Flights cancelled as airport workers in France strike for higher pay amid rising inflation
Inflation in 19 countries using euro hits record 8.6%
Flights from Charles de Gaulle Airport in Paris and others in France face disruptions Friday that could last through the weekend amid a staff strike and protests demanding salary hikes to keep up with inflation.
It's the latest issue at global airports this summer as travel resurges after two years of COVID-19 pandemic restrictions.
French airports have been largely spared the recent chaos in London, Amsterdam, and some other European and U.S. cities. But on Friday, striking workers called attention to concerns over inflation with a walkout on the first big day of France's domestic summer travel season.

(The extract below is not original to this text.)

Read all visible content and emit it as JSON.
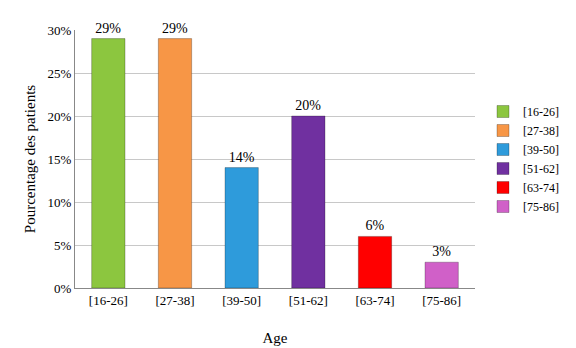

France's civil aviation authority said 17 per cent of scheduled flights out of Charles de Gaulle and Orly airports in Paris were cancelled between 7 a.m. and 2 p.m. local time Friday, primarily affecting short-haul routes.
Protests were planned at both airports, and the Paris airports authority warned of potential delays in getting into terminals, and at check-in, passport control and security stations.
Unions said the strike could last through Sunday.
Paris airport workers are seeking a raise of six per cent retroactive to Jan. 1, while management is proposing three per cent, according to French media reports. Airport firefighters at Charles de Gaulle are also on strike with specific salary demands, forcing the airport to close some runways.
Energy prices fuel inflation
Inflation in the 19 countries that use the euro hit a record 8.6 per cent in June, pushed higher by a strong increase in energy costs fuelled partly by Russia's war in Ukraine. Food prices also picked up pace.
Annual inflation in the eurozone surged past the 8.1 per cent in May, according to the latest numbers published Friday by Eurostat, the European Union's statistics agency. Inflation is at its highest level since record keeping for the euro began in 1997.
Energy prices rocketed by 41.9 per cent, and prices for food, alcohol and tobacco rose 8.9 per cent, both faster than increases in the previous month.
To combat soaring consumer prices, this summer, the European Central Bank is planning its first interest rate hike in 11 years, followed by another rise in September.